Oleh : Miskun, S.Pd, M.Pd
Dari Nu’aim bin Hammar Al Ghathafani, Rasulullah shallallahu
‘alaihi wa sallam bersabda:
قَالَ
اللَّهُ عَزَّ وَجَلَّ يَا ابْنَ آدَمَ لاَ تَعْجِزْ عَنْ أَرْبَعِ رَكَعَاتٍ مِنْ
أَوَّلِ النَّهَارِ أَكْفِكَ آخِرَهُ
“Allah Ta’ala berfirman: Wahai
anak Adam, janganlah engkau tinggalkan empat raka’at shalat di awal siang (di
waktu Dhuha). Maka itu akan mencukupimu di akhir siang” (HR. Tirmidzi no.

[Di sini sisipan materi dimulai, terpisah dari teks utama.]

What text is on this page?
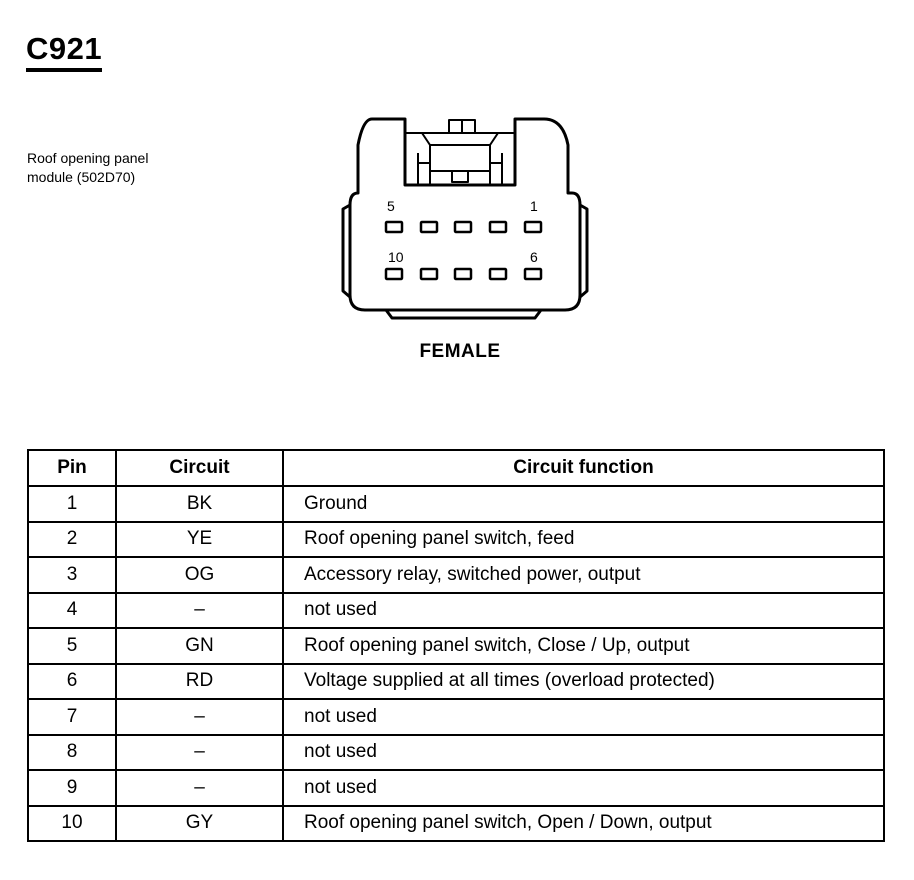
C921
Roof opening panel
module (502D70)
5	1
10	6
FEMALE
Pin	Circuit	Circuit function
1	BK	Ground
2	YE	Roof opening panel switch, feed
3	OG	Accessory relay, switched power, output
4	–	not used
5	GN	Roof opening panel switch, Close / Up, output
6	RD	Voltage supplied at all times (overload protected)
7	–	not used
8	–	not used
9	–	not used
10	GY	Roof opening panel switch, Open / Down, output
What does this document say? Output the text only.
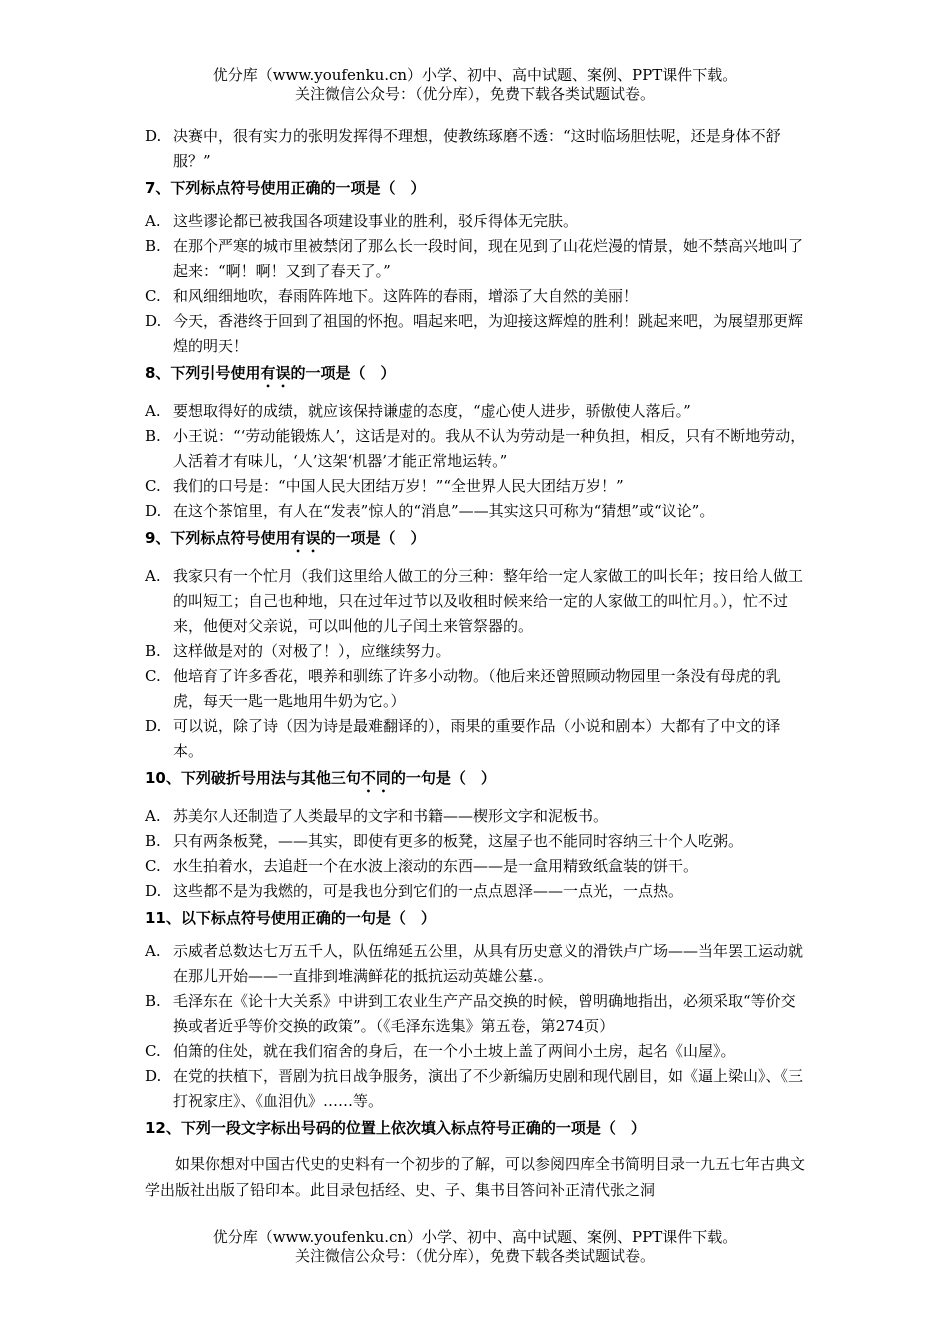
优分库（www.youfenku.cn）小学、初中、高中试题、案例、PPT课件下载。
关注微信公众号：（优分库），免费下载各类试题试卷。

D. 决赛中，很有实力的张明发挥得不理想，使教练琢磨不透：“这时临场胆怯呢，还是身体不舒服？”

7、下列标点符号使用正确的一项是（　）

A. 这些谬论都已被我国各项建设事业的胜利，驳斥得体无完肤。

B. 在那个严寒的城市里被禁闭了那么长一段时间，现在见到了山花烂漫的情景，她不禁高兴地叫了起来：“啊！啊！又到了春天了。”

C. 和风细细地吹，春雨阵阵地下。这阵阵的春雨，增添了大自然的美丽！

D. 今天，香港终于回到了祖国的怀抱。唱起来吧，为迎接这辉煌的胜利！跳起来吧，为展望那更辉煌的明天！

8、下列引号使用有误的一项是（　）

A. 要想取得好的成绩，就应该保持谦虚的态度，“虚心使人进步，骄傲使人落后。”

B. 小王说：“‘劳动能锻炼人’，这话是对的。我从不认为劳动是一种负担，相反，只有不断地劳动，人活着才有味儿，‘人’这架‘机器’才能正常地运转。”

C. 我们的口号是：“中国人民大团结万岁！”“全世界人民大团结万岁！”

D. 在这个茶馆里，有人在“发表”惊人的“消息”——其实这只可称为“猜想”或“议论”。

9、下列标点符号使用有误的一项是（　）

A. 我家只有一个忙月（我们这里给人做工的分三种：整年给一定人家做工的叫长年；按日给人做工的叫短工；自己也种地，只在过年过节以及收租时候来给一定的人家做工的叫忙月。），忙不过来，他便对父亲说，可以叫他的儿子闰土来管祭器的。

B. 这样做是对的（对极了！），应继续努力。

C. 他培育了许多香花，喂养和驯练了许多小动物。（他后来还曾照顾动物园里一条没有母虎的乳虎，每天一匙一匙地用牛奶为它。）

D. 可以说，除了诗（因为诗是最难翻译的），雨果的重要作品（小说和剧本）大都有了中文的译本。

10、下列破折号用法与其他三句不同的一句是（　）

A. 苏美尔人还制造了人类最早的文字和书籍——楔形文字和泥板书。

B. 只有两条板凳，——其实，即使有更多的板凳，这屋子也不能同时容纳三十个人吃粥。

C. 水生拍着水，去追赶一个在水波上滚动的东西——是一盒用精致纸盒装的饼干。

D. 这些都不是为我燃的，可是我也分到它们的一点点恩泽——一点光，一点热。

11、以下标点符号使用正确的一句是（　）

A. 示威者总数达七万五千人，队伍绵延五公里，从具有历史意义的滑铁卢广场——当年罢工运动就在那儿开始——一直排到堆满鲜花的抵抗运动英雄公墓.。

B. 毛泽东在《论十大关系》中讲到工农业生产产品交换的时候，曾明确地指出，必须采取“等价交换或者近乎等价交换的政策”。（《毛泽东选集》第五卷，第274页）

C. 伯箫的住处，就在我们宿舍的身后，在一个小土坡上盖了两间小土房，起名《山屋》。

D. 在党的扶植下，晋剧为抗日战争服务，演出了不少新编历史剧和现代剧目，如《逼上梁山》、《三打祝家庄》、《血泪仇》……等。

12、下列一段文字标出号码的位置上依次填入标点符号正确的一项是（　）

如果你想对中国古代史的史料有一个初步的了解，可以参阅四库全书简明目录一九五七年古典文学出版社出版了铅印本。此目录包括经、史、子、集书目答问补正清代张之洞

优分库（www.youfenku.cn）小学、初中、高中试题、案例、PPT课件下载。
关注微信公众号：（优分库），免费下载各类试题试卷。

475, dishahihkan Al Albani dalam Shahih Al Jami’ no. 4342).
B. Keutamaan
Sholat Duha
Selain menjadi identitas
orang-orang yang gemar bertobat dan kembali kepada Allah Ta’ala, salat
Duha memiliki keutamaan lain yang begitu besar, di antaranya:
Pertama: akan Allah Ta’ala cukupkan
kebutuhan hidupnya.
Allah Ta’ala di dalam
hadis qudsi berfirman,
ابنَ آدمَ
اركعْ لي أربعَ ركَعاتٍ من أولِ النهارِ أكْفِكَ آخِرَه
“Wahai anak Adam, rukuklah
(salatlah) karena Aku pada awal siang (salat Duha) empat rakaat, maka Aku akan
mencukupi (kebutuhan)mu sampai sore hari.” (HR. Tirmidzi no. 475)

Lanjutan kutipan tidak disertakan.